Although I wonder how the chart will look like if they only consider social/creative content (like blog-posts, Facebook posts). The standard Unicode for Bengali font started around 2001, before that people had to write Bengali using Roman script. Phonetic keyboard made it lot more easier than before so we can easily type in Bengali without using a Bengali keyboard layout. It is easier than before, but still not as easy as typing in English. 



Bengali speaking-area.
 soource Wikipedia:
http://en.wikipedia.org/wiki/Bengali_language
Most Bengali content I came across over the internet are: 
       Text: newspaper articles, blogs, social media status update, text books.
       Video: Bengali songs, movie, or TV drama(Youtube), video lectures (Shikkhok.com). 
       Audio: Music sites sharing mp3s.


The blog posts and news paper articles are written in Bengali scripts, but the Facebook posts or Tweets are not always written using Bengali scripts, most people use the Roman scripts and transliterate Bengali into Roman alphabet, probably due to the Roman Keyboard and the lack of ease to use Bangla writing softwares. First of all, we don't need to install any software to use Roman alphabet, and people who seldom writes in Bangla, might not be interested to use such softwares. 

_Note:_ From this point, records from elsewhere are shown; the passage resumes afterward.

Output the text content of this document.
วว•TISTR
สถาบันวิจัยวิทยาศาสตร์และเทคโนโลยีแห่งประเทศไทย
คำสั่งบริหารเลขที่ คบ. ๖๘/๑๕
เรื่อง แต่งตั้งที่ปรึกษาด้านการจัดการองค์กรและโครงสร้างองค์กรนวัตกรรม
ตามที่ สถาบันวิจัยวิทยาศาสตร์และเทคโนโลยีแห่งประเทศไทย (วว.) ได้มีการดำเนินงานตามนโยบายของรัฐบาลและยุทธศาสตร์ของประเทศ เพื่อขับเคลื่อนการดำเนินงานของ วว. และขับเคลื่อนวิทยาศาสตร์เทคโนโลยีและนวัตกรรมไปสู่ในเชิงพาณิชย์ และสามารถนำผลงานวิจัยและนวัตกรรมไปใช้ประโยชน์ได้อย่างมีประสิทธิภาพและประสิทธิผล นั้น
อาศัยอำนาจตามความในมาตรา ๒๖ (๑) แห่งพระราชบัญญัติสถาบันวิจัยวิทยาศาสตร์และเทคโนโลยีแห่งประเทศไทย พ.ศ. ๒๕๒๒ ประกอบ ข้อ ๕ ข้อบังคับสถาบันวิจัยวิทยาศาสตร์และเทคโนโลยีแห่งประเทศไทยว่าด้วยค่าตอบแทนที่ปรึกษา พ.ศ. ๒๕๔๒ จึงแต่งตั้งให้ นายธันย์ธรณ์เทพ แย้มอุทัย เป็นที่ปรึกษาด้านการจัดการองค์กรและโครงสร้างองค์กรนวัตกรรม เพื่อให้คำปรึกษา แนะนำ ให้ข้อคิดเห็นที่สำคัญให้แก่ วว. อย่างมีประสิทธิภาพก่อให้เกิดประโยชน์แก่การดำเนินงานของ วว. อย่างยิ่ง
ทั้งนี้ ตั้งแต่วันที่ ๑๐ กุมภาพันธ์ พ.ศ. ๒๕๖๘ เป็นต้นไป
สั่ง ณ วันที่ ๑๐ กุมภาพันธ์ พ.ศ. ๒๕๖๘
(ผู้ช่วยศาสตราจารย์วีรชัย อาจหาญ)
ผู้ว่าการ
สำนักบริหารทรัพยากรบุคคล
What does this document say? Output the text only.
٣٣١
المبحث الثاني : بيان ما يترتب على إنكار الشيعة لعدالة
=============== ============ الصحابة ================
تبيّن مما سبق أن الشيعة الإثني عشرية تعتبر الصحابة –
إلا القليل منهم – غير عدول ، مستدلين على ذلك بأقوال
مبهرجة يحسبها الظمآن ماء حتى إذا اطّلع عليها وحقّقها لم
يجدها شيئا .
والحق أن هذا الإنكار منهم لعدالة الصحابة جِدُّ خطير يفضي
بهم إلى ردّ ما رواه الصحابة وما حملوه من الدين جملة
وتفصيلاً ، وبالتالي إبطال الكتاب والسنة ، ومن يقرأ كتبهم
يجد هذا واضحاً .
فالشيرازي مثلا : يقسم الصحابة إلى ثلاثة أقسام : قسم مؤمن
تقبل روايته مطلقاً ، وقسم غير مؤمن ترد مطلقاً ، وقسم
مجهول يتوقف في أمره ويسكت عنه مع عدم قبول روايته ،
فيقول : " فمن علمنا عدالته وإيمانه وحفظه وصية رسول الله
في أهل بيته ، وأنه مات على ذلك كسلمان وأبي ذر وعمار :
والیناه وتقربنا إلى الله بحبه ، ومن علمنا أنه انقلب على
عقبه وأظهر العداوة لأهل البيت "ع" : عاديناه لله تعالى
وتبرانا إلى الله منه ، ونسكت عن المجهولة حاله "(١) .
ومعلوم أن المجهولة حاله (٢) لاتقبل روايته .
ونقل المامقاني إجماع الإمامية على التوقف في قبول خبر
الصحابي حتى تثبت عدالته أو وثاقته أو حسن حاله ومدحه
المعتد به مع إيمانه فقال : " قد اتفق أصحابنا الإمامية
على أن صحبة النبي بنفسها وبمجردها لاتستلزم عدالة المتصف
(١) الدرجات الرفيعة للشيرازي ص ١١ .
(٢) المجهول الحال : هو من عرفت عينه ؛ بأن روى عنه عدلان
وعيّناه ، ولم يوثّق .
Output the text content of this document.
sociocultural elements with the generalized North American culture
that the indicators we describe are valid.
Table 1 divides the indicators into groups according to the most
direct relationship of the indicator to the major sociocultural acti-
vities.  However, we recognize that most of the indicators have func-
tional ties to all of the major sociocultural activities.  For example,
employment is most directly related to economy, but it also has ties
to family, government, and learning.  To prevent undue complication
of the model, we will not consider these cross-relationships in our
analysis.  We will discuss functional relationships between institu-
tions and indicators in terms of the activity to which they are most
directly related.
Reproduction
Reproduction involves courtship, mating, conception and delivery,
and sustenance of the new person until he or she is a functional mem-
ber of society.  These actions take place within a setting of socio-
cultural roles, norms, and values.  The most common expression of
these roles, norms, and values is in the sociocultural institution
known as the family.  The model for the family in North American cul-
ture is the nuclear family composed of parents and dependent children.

Another reason is familiarity: we do not have Bangla writing options in cell phones (at least in most cases), so people are already used to text in Bangla using Roman alphabet, and they do the same when they update status in Facebook. 

Moreover, there is no plugin that lets me write Bangla in-place when I update my status in Facebook/ Twitter. I have to type it somewhere else and then copy-paste the text in the status update text-area. 

Also, a big issue is to reach the appropriate audience. Almost everyone understands English ... OK, almost everyone using the internet understands English. So am I loosing some audience when I am writing in my native language? Or may be I can gain more Bangali audience by writing in Bangla. 

Now I come back to the original point, the privileged people may not care about more Bangla content, and the people who need Bangla content the most are living on the edge, so we cannot make a business model depending on that population. Then who are the consumers? If there is some e-commerce website in Bangla how will it compete against the English ones? Or do we even need such websites in Bangla? I am not aware of the current situation of mobile apps in Bangladesh, so I cannot actually tell whether the fishermen or farmers are actually using mobile internet to sell their products or not. But if that scheme turns out to be cost-effective for them, then that's a huge area to develop Bangla mobile apps.

Still, I am optimistic about the use of Bangla in internet. Now we have a full fledged search engine Pipilika (the ant): http://pipilika.com/  where we can search for Bangla contents.  We learn the best when we learn in our mother-tongue, so definitely there is need to have more Bangla contents that will help us learn. And no matter what, we think in our own language, so when it comes to share our creativity, we would prefer our own language. When I see how the Bangla blogosphere is emerging (to the point where government considers to censor it), I feel good about the future of creative contents in Bangla on internet. I mean, aren't we the people who love to write poems and fictions!